ASAN has prepared a comprehensive toolkit to empower people with disabilities, their families, and other disability advocates to help youth with disabilities manage their own health care as they transition to adulthood. As ASAN found in our 2013 report, youth with intellectual and developmental disabilities face a variety of barriers to accessing and managing their health care when they reach adulthood. Youth may no longer have access to the same source of health coverage that they had before they turned 18. They may have difficulty finding adult-oriented health care providers who understand their health care and communication needs. And they may not get the supports they need in order to understand their health care options and make decisions for themselves. ASAN’s toolkit on health care and the transition to adulthood provides resources for advocacy both on an individual and a system-wide basis.

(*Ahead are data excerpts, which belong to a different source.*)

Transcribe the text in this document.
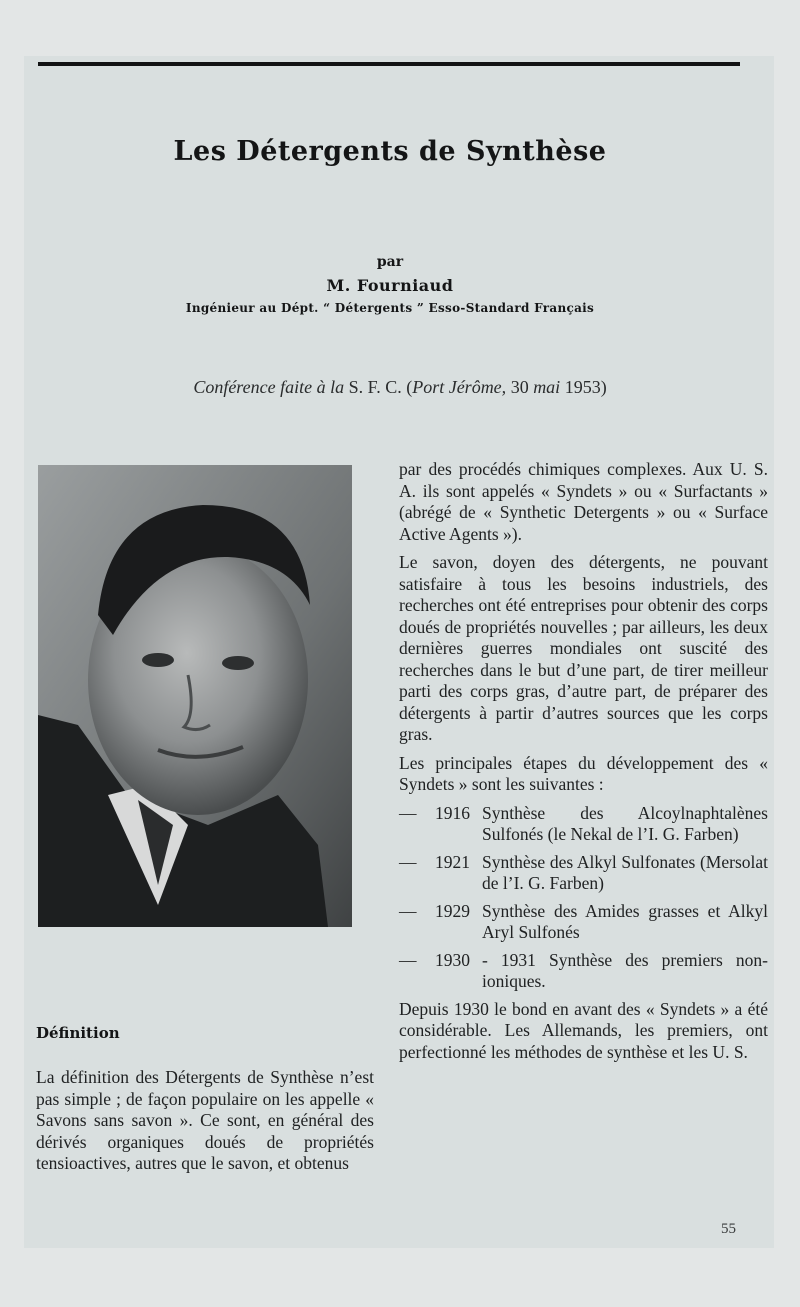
Les Détergents de Synthèse
par
M. Fourniaud
Ingénieur au Dépt. “ Détergents ” Esso-Standard Français
Conférence faite à la S. F. C. (Port Jérôme, 30 mai 1953)
Définition

La définition des Détergents de Synthèse n’est pas simple ; de façon populaire on les appelle « Savons sans savon ». Ce sont, en général des dérivés organiques doués de propriétés tensioactives, autres que le savon, et obtenus

par des procédés chimiques complexes. Aux U. S. A. ils sont appelés « Syndets » ou « Surfactants » (abrégé de « Synthetic Detergents » ou « Surface Active Agents »).

Le savon, doyen des détergents, ne pouvant satisfaire à tous les besoins industriels, des recherches ont été entreprises pour obtenir des corps doués de propriétés nouvelles ; par ailleurs, les deux dernières guerres mondiales ont suscité des recherches dans le but d’une part, de tirer meilleur parti des corps gras, d’autre part, de préparer des détergents à partir d’autres sources que les corps gras.

Les principales étapes du développement des « Syndets » sont les suivantes :

—	1916 Synthèse des Alcoylnaphtalènes Sulfonés (le Nekal de l’I. G. Farben)
—	1921 Synthèse des Alkyl Sulfonates (Mersolat de l’I. G. Farben)
—	1929 Synthèse des Amides grasses et Alkyl Aryl Sulfonés
—	1930 - 1931 Synthèse des premiers non-ioniques.

Depuis 1930 le bond en avant des « Syndets » a été considérable. Les Allemands, les premiers, ont perfectionné les méthodes de synthèse et les U. S.

55
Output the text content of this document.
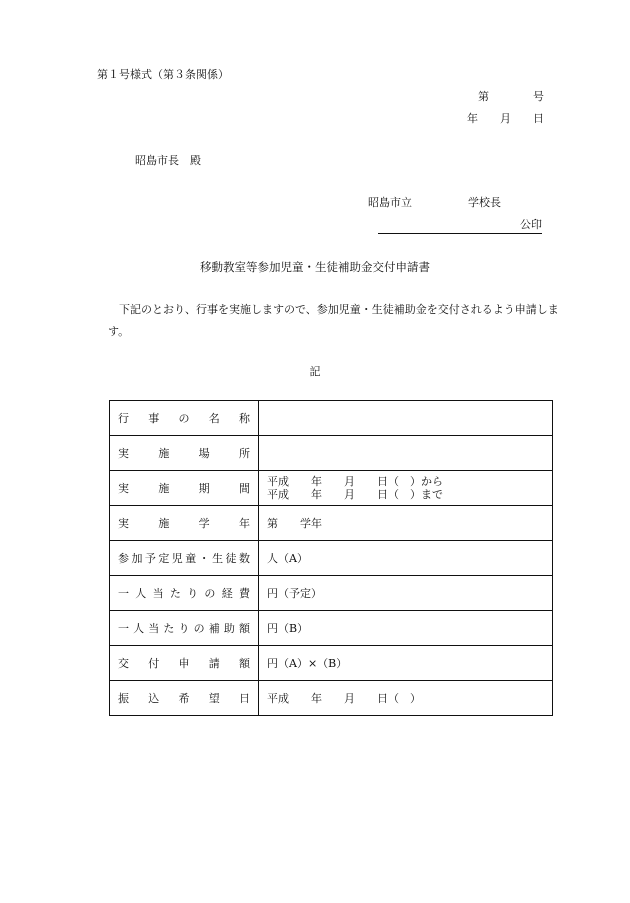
第１号様式（第３条関係）
第　　　　号
年　　月　　日
昭島市長　殿
昭島市立	学校長
公印
移動教室等参加児童・生徒補助金交付申請書
下記のとおり、行事を実施しますので、参加児童・生徒補助金を交付されるよう申請します。
記
行事の名称	
実施場所	
実施期間	平成　　年　　月　　日（　）から
平成　　年　　月　　日（　）まで

実施学年	第　　学年
参加予定児童・生徒数	人（A）
一人当たりの経費	円（予定）
一人当たりの補助額	円（B）
交付申請額	円（A）×（B）
振込希望日	平成　　年　　月　　日（　）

Home and community-based services are an important source of support for many people with disabilities who need help to live in the community. But so far, many of these services have been provided in restrictive or group settings, instead of people’s own homes, communities, or integrated workplaces. In January, the Centers for Medicare and Medicaid Services (CMS) announced a new rule that may help people get the services they need in truly integrated settings. The new rule sets forth standards for the settings where people receive home and community-based services, including standards for privacy, choice, integration, and access to jobs in the community. Each state must write a five-year plan for how it will change its home and community-based services programs to meet these new standards. This toolkit is designed to help advocates shape their state plan to ensure that people with disabilities receive Medicaid-funded Home and Community-Based Services in integrated settings that offer full access to the community.

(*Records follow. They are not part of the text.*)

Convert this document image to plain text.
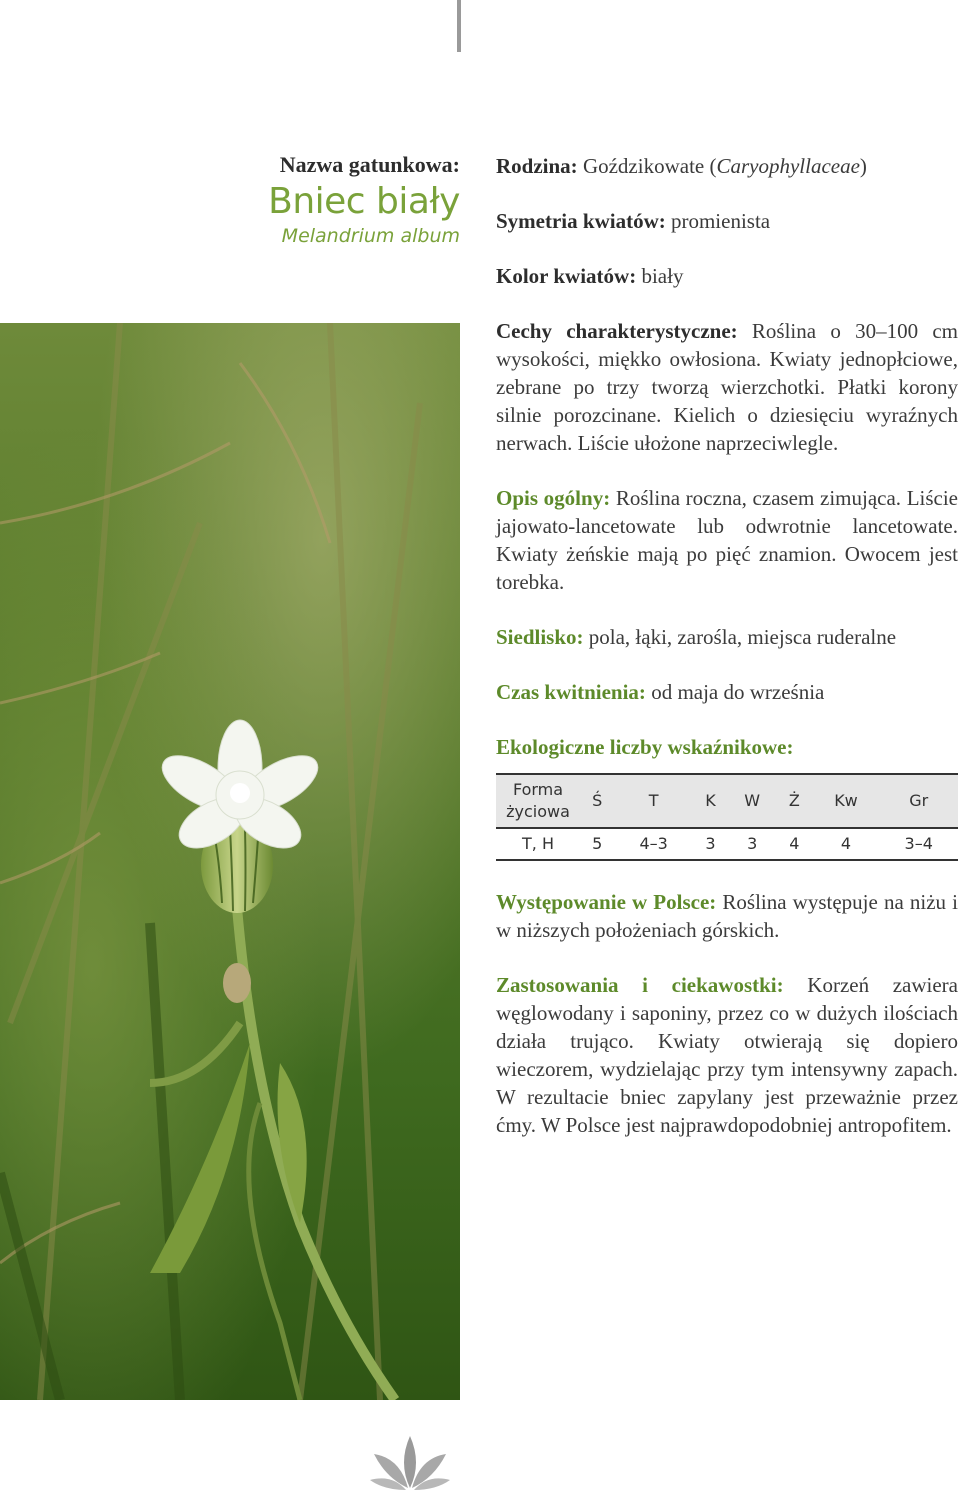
Nazwa gatunkowa:
Bniec biały
Melandrium album

Rodzina: Goździkowate (Caryophyllaceae)

Symetria kwiatów: promienista

Kolor kwiatów: biały

Cechy charakterystyczne: Roślina o 30–100 cm wysokości, miękko owłosiona. Kwiaty jednopłciowe, zebrane po trzy tworzą wierzchotki. Płatki korony silnie porozcinane. Kielich o dziesięciu wyraźnych nerwach. Liście ułożone naprzeciwlegle.

Opis ogólny: Roślina roczna, czasem zimująca. Liście jajowato-lancetowate lub odwrotnie lancetowate. Kwiaty żeńskie mają po pięć znamion. Owocem jest torebka.

Siedlisko: pola, łąki, zarośla, miejsca ruderalne

Czas kwitnienia: od maja do września

Ekologiczne liczby wskaźnikowe:

Forma życiowa	Ś	T	K	W	Ż	Kw	Gr
T, H	5	4–3	3	3	4	4	3–4

Występowanie w Polsce: Roślina występuje na niżu i w niższych położeniach górskich.

Zastosowania i ciekawostki: Korzeń zawiera węglowodany i saponiny, przez co w dużych ilościach działa trująco. Kwiaty otwierają się dopiero wieczorem, wydzielając przy tym intensywny zapach. W rezultacie bniec zapylany jest przeważnie przez ćmy. W Polsce jest najprawdopodobniej antropofitem.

The Autistic Self Advocacy Network is in the process of developing a series of resources for autistic people, our families, providers, and health plans on coverage for autism-related services. These services can include developmental approaches regarding social communication, sensory integration, emotional regulation, and adaptive skills. Until now, much advocacy for coverage of “autism interventions” has focused on purely behavioral approaches, like Applied Behavioral Analysis (ABA). These interventions can be inappropriate or even harmful, and exclusive focus on coverage for behavioral interventions can result in limited access to evidence-based and emerging models that focus on improving relationships, communication skills, and development of skills that are meaningful to individuals’ quality of life. Fortunately, laws governing health coverage permit access to a wide range of interventions. These laws vary by state and by source of coverage – for example, Medicaid or private health insurance.